If you’d prefer to keep things simple, though, feel free to consider me a mindless thug(ette?) who’s at least partly responsible for the downfall of civilization….  Meanwhile I’ll get back to doing what I consider important.

13 comments

  1. Sincerely good retort Rosi, esp the response to Jess ‘The Real Deal’ London :)

    You know I wanted to get the following little comment on the page, but The Times moderation ethic seems to randomly allow some comments and drop’s others.

    This was originally penned by Herbert Spencer:

    “There is a principle which is a bar against all information, which is proof against all arguments and which cannot fail to keep a man in everlasting ignorance – that principle is contempt prior to investigation.”

  2. Nice post.
    I don’t think people realise the sacrifices that we make to study osteopathy ‘part time’, let alone everything else that you do on top of that.

    Keep up with the good work!

  3. Its your life. Mr London may go around being critical all he wants, but its not his life. Who is he to pass judgement on the worth of someone else’s life?

    Learning is never wasted whether you decide to practice some day or not, again its all up to you! Whose to say that your MMA is not an inspiration to many people?

    Very few of us have the kind of courage to get into a cage with someone else who is going to legally try to beat the living hell out of us!MMA has given you courage to do this and the resolve to train.I think you’re a winner!

    Best of Luck!

  4. Hi Rosi,
    It’s odd the way people get caught up in peripheral things rather than try to articulate what really bothers them. I mean, the fact that you were a full-time student as a young adult then changed direction and are now studying part-time for the career you want – that is boringly ordinary, loads of people do it, it doesn’t get your name in the papers. Even the fact that MMA is somewhat dangerous isn’t really the point: as you rightly say, lots of things are somewhat dangerous. It’s the fact that it’s violent that gets the visceral reaction – both the positive adrenalin rush, sense of empowerment etc and the negative reactions of people who find it shocking. Both reactions equally strong and difficult to rationalise. That’s what all the fuss is about, even if it’s expressed as criticism of other aspects of your lifestyle. Want me to count up how many of my friends have a doctorate they’re not using? No, thought not.
    All best wishes.
    Anne.

  5. Wow, Rosi I love this response! A very well crafted, sincere reply. You don’t leave any room for argument. Brilliant. You are an inspiration as a fighter, academic and person.

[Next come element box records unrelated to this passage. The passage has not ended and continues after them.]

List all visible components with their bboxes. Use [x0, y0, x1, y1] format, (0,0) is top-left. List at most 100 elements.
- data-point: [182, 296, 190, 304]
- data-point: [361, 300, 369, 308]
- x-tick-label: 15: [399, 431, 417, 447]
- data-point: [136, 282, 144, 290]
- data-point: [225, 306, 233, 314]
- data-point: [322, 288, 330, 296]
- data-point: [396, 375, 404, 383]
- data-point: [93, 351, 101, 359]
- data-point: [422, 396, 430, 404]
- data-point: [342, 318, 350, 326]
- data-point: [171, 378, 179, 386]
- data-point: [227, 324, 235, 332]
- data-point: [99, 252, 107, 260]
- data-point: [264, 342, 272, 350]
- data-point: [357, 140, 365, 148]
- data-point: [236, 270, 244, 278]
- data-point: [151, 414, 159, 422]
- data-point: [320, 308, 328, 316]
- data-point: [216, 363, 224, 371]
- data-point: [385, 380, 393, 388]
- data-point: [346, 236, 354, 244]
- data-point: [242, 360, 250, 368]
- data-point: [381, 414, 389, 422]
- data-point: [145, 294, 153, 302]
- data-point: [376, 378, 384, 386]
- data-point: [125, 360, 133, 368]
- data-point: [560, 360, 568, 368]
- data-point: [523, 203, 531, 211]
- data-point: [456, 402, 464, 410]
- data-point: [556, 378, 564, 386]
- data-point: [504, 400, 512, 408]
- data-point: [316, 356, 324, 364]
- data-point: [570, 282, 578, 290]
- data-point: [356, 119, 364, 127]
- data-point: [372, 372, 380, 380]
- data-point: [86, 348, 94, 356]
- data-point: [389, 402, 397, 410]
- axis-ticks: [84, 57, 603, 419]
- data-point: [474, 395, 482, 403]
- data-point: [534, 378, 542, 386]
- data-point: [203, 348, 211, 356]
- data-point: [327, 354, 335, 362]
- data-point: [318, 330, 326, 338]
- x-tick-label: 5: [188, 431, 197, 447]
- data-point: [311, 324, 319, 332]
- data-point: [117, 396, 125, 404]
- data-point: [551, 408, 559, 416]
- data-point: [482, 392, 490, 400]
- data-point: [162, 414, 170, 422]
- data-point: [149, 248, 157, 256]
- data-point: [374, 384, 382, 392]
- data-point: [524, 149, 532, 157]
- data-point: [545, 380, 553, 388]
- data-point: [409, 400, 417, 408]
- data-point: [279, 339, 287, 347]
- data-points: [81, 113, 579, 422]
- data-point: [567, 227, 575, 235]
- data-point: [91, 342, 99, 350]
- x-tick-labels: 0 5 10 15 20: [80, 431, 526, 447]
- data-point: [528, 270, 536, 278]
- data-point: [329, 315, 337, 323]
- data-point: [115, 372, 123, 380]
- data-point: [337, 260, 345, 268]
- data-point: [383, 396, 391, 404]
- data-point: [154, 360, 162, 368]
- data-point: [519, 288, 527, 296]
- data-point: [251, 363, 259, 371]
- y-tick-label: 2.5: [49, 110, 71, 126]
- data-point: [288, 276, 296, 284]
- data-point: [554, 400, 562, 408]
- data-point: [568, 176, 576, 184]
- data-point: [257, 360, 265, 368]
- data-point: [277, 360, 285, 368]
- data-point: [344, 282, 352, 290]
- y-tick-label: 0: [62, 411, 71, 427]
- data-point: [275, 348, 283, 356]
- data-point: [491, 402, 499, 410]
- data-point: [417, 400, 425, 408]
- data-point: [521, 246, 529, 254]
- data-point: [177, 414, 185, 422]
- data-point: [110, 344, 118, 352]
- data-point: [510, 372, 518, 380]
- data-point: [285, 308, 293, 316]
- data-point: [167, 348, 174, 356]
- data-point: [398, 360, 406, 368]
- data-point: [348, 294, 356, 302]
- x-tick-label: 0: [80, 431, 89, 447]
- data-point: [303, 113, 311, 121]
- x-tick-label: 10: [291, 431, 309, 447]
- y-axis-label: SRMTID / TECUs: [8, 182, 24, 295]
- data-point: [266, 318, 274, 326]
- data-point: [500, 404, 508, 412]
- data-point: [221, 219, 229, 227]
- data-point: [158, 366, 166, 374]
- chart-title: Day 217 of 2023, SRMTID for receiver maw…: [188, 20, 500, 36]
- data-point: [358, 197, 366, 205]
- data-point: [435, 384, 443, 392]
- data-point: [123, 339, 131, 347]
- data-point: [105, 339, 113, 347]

  6. Hi Rosi. That comment stood out to me too when I read your article. I wasn’t sure why the reader took issue. Is university free in England? If so, I suppose he was suggesting that you’ve leeched on a socially funded institution? Well nonsense. Just pack your bags and move to America. We would be lucky to have you (after you finish your latest degree. :)

  7. Glad you’re getting a lot more publicity, but I really wish the papers would use a less sneery tone when discussing the sport! MMA (BJJ in particular) has changed my life for the better.

  8. Don’t worry about it Rosi, these people make their shallow lives seem more interesting and important by writing in to newspapers regularly and voicing their ‘opinions’. I have 3 degrees myself and If I could I’d study for all eternity. Follow your heart, not public opinion ;)

  9. It’s funny but you just don’t see randoms making judgemental comments in relation to the male fighters..ultimately, no doubt that ejit would have something to say regardless of your career path to date. I’m a mother, a successful professional, a graduate, and someone who loves this sport and who is committed to excelling at it. It seems that multi faceted nature of women such as us leaves certain men, whose lives, characters and personalities are entirely one dimensional feeling entirely inadequate.
    You are an inspiration Rosie and it’s a privilege to watch such an outstanding athlete in action.